Cloning around
Former McSweeney's writer abandons humor to write psychological thriller


Kevin Guilfoile wrote his first book in 19 days. It wasn't by choice, but he and writing partner John Warner had less than three weeks to put together 2001's My First Presidentiary, a satirical scrapbook pillorying President George W. Bush's first days in office.
Though contracted by The Modern Humorist website to write it with plenty of lead time, the two had to wait for the Supreme Court to finish its bridge game and decide a winner.
"That was a pretty crazy time," Guilfoile says. "We'd be at FedEx at closing time, scribbling with colored pencils on a page, trying to get one more to the publisher that night. The FedEx guy was there, tapping his foot."
Guilfoile illustrated the book himself, creating such gems as a kid's (i.e., our president's) rendering of an ambulance on a memo about the veep's heart condition. Despite the book's hurried production, Presidentiary spent seven weeks on The Washington Post's best-seller list.
His literary past includes other comic work, such as writing under various aliases for McSweeney's and goofing as one of Dave Eggers's merry pranksters.
Guilfoile has taken a serious turn with his first novel, the upcoming Cast of Shadows. The thriller's protagonist, Davis Moore, is a doctor who specializes in reproductive cloning. After his 16-year-old daughter is found raped and killed, Moore clones the DNA from the scene so he can look into the murderer's eyes years later.
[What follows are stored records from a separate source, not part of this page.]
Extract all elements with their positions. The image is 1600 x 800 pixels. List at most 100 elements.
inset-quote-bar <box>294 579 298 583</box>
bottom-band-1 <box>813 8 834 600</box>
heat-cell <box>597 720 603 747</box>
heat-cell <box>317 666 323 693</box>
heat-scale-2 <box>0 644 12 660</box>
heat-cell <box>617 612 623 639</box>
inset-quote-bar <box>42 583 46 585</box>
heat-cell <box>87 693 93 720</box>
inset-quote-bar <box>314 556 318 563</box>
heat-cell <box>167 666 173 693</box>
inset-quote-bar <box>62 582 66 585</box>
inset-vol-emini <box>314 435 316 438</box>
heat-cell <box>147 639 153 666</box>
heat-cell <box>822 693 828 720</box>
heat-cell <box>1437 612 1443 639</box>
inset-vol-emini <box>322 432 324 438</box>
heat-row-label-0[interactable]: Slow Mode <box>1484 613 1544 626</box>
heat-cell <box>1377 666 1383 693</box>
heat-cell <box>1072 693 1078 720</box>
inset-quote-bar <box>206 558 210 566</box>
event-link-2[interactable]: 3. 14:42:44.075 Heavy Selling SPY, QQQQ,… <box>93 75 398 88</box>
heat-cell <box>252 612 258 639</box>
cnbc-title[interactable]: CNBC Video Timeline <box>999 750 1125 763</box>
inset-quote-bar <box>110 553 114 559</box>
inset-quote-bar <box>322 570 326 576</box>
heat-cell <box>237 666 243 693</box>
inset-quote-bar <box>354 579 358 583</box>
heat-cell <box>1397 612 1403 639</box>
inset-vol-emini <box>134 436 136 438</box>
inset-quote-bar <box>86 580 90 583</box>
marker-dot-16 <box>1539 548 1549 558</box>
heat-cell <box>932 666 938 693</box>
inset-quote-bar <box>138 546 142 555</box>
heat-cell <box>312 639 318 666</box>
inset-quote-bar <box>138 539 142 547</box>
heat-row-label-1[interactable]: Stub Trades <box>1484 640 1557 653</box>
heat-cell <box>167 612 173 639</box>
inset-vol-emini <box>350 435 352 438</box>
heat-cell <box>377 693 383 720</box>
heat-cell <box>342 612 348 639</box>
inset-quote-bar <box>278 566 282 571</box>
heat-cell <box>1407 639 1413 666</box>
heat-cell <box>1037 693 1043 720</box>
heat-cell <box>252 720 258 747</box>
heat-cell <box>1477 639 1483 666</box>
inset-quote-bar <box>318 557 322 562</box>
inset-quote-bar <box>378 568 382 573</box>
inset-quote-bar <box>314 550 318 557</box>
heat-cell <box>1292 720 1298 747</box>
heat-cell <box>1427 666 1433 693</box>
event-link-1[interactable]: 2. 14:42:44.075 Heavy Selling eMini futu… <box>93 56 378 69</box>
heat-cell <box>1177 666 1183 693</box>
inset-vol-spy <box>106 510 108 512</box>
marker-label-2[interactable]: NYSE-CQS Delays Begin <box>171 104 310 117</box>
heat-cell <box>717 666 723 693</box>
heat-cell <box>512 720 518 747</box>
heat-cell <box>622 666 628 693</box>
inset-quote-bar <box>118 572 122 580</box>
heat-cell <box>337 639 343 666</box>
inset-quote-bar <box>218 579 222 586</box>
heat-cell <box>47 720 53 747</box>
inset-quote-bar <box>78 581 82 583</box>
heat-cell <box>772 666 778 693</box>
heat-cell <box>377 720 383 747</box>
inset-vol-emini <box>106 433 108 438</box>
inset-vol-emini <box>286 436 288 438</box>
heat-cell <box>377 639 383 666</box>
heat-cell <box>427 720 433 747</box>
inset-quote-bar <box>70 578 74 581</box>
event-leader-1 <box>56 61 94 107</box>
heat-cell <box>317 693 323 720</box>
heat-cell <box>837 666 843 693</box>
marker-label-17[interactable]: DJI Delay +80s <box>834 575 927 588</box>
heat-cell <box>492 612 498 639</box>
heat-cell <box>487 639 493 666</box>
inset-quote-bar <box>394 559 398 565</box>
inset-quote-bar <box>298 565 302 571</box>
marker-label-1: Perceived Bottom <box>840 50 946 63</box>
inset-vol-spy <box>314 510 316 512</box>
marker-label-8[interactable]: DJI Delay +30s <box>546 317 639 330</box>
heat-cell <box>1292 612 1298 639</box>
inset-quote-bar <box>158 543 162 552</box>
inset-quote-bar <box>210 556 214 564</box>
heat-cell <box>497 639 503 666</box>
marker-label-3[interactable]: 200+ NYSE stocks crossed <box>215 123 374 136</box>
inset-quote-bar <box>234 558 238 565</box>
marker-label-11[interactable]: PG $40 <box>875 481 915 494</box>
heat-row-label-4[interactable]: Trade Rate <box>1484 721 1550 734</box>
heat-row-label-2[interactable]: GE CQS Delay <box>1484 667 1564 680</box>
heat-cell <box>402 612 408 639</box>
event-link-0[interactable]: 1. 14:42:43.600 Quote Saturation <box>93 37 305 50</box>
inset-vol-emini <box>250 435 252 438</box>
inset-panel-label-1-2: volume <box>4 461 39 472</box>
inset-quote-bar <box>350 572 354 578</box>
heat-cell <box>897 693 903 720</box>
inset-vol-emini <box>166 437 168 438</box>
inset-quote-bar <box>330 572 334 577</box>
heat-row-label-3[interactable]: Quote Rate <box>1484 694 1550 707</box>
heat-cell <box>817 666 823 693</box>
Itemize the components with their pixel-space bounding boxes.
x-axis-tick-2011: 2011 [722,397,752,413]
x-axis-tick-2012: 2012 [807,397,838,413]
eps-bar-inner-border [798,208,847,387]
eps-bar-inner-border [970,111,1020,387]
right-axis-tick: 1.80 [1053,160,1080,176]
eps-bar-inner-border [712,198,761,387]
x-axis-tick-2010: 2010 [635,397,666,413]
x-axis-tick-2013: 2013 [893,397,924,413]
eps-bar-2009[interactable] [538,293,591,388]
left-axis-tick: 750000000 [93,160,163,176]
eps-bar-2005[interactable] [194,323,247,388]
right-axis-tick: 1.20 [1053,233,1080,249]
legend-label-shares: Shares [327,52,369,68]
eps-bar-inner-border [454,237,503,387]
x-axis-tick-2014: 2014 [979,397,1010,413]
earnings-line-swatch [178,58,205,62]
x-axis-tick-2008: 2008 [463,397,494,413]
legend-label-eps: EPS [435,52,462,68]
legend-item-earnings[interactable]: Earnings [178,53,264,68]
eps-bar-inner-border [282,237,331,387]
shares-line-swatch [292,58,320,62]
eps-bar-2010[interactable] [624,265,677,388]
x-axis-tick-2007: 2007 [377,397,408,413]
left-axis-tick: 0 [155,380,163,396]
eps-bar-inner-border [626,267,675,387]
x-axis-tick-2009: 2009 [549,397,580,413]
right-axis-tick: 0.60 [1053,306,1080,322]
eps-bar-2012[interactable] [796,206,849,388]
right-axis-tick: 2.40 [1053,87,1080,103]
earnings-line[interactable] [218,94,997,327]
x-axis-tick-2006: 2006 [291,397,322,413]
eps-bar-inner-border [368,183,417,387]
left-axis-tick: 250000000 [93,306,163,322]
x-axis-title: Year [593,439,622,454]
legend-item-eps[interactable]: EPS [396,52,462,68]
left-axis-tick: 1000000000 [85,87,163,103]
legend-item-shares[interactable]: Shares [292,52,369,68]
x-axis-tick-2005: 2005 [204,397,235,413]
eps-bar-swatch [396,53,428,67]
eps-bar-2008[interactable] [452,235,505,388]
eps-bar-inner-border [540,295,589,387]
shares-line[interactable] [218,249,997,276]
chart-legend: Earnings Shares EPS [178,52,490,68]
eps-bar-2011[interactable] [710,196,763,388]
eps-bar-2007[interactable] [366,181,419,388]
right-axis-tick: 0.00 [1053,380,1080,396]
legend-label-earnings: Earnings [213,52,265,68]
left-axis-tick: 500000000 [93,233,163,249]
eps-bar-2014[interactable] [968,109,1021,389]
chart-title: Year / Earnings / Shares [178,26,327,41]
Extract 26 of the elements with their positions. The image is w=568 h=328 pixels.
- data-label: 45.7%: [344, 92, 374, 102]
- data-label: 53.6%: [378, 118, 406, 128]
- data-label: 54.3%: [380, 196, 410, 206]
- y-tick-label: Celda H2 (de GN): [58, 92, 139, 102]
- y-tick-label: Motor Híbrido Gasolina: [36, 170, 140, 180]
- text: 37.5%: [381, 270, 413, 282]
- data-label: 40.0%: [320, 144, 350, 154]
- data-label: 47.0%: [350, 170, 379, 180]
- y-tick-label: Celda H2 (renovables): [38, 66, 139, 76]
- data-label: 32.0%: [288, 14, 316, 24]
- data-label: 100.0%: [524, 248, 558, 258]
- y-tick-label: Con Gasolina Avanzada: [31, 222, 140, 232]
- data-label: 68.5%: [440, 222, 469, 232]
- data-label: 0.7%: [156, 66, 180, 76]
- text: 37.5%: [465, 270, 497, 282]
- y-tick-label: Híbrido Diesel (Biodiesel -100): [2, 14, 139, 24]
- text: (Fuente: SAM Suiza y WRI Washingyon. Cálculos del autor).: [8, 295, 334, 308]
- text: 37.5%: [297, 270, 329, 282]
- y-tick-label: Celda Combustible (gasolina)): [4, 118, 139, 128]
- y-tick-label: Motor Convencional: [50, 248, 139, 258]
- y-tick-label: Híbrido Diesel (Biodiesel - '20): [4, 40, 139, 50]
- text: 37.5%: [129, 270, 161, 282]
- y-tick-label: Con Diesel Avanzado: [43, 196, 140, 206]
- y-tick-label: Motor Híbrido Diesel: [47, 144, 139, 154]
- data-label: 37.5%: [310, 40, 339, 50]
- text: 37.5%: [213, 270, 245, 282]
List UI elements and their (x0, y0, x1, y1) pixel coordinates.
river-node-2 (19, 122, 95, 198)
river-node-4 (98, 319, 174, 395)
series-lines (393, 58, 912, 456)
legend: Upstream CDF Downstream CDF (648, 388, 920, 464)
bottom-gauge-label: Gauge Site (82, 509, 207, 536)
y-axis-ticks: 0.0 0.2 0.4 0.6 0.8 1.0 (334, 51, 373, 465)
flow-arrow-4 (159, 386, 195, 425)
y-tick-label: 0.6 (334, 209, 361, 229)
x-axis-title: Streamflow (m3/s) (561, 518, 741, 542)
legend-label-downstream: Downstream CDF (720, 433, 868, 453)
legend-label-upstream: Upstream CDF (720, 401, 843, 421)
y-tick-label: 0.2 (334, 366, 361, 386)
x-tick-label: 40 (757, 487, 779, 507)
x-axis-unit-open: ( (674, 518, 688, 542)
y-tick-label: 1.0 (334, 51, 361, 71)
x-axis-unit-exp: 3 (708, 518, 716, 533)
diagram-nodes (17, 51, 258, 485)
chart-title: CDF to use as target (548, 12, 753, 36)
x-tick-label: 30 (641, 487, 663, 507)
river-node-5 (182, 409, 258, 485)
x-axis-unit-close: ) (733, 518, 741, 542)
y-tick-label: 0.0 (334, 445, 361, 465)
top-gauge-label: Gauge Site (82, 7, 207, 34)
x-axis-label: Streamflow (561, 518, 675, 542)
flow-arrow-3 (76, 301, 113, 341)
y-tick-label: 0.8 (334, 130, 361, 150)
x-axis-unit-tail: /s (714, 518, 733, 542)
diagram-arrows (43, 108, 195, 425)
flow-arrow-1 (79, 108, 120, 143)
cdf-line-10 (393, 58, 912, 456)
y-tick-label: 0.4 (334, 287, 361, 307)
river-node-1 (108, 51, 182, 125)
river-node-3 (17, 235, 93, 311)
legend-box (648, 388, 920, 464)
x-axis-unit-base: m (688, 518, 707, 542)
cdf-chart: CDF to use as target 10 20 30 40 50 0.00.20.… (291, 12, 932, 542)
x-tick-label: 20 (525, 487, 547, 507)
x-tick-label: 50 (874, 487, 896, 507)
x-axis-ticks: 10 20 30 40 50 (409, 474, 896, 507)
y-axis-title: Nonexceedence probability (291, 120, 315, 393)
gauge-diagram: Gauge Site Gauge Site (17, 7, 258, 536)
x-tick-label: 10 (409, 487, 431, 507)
It's not colored pencils and presidential malapropisms, but Guilfoile insists his new work isn't exactly a quantum leap.
"I think writing is writing, and humor writing is good practice for whatever you go into," he says. "People think humor writing and genre writing are almost opposites, but really in both you're trying to elicit involuntary reactions from the reader."
A native of Cooperstown, New York, Guilfoile pulled the idea from the very same place much of his humor comes from: television. In 2001, he was watching O.J. Simpson prosecutor Christopher Darden on CNN when he hit upon a joke.
"I started thinking it would be darkly funny if [Darden] could have cloned Nicole Simpson's killer," he says, "and then brought the clone out in front of the camera and said, 'Does anybody recognize this 12-year-old boy?' "
Guilfoile spent the next two years on the novel while working for Chicago advertising agency Coudal Partners, writing mornings before work and on weekends. When his wife, Mo, got pregnant, she encouraged him to write full time before the baby was born. So he took three months off and finished Shadows just before his son Max's birth in January 2004.
"I'm actually glad I finishedbefore he was born, because it was easier for me to imagine the anguish of losing a child," he says.
The book begins in the Chicago suburbs, in a fictitious future when human cloning is legal.
Though it has the trademark noir elements—a reporter tracking down a story and private eyes investigating the suspicious behavior of husbands—the book quickly becomes a meditation on the nature of evil.
"At heart, what the book is about is how most, if not all, of our decisions are made with imperfect information," he says. "And each of the characters make these decisions, mostly bad ones, based on what they think is true. There isn't much redemption in the end."
Because the story begins in the present and continues 15 years out, Guilfoile had to tread carefully, slowly changing the world without having Marty McFly cruising around town on a hoverboard.
"I didn't want to be a futurist and have to get into flying cars and stuff like that," he says. "I thought it would be distracting and date the story pretty quickly."
He also needed to find a way to make the Chicago suburbs recognizable but not specific, so he created an intentionally ambiguous Northwood, Illinois.
"I put it on the North Shore because I live in the western suburbs and didn't want any of my neighbors to think I was writing about them," he says.
Although the book hits the stands Tuesday, Guilfoile is already working on his next project. It's a story involving a father with questionable motivations and a Skull and Bones–type secret society, the kind that produced our last two presidential candidates.
Guilfoile is no stranger to mystery and misdirection, and that may be the link between his humor and horror careers. He used to craft funny and bizarre word puzzles for McSweeney's under the name Carlton Doby.
When told readers were wondering what happened to Doby, he replies, "He sold a book."
Cast of Shadows comes out Tuesday 8 from Knopf. $24.95.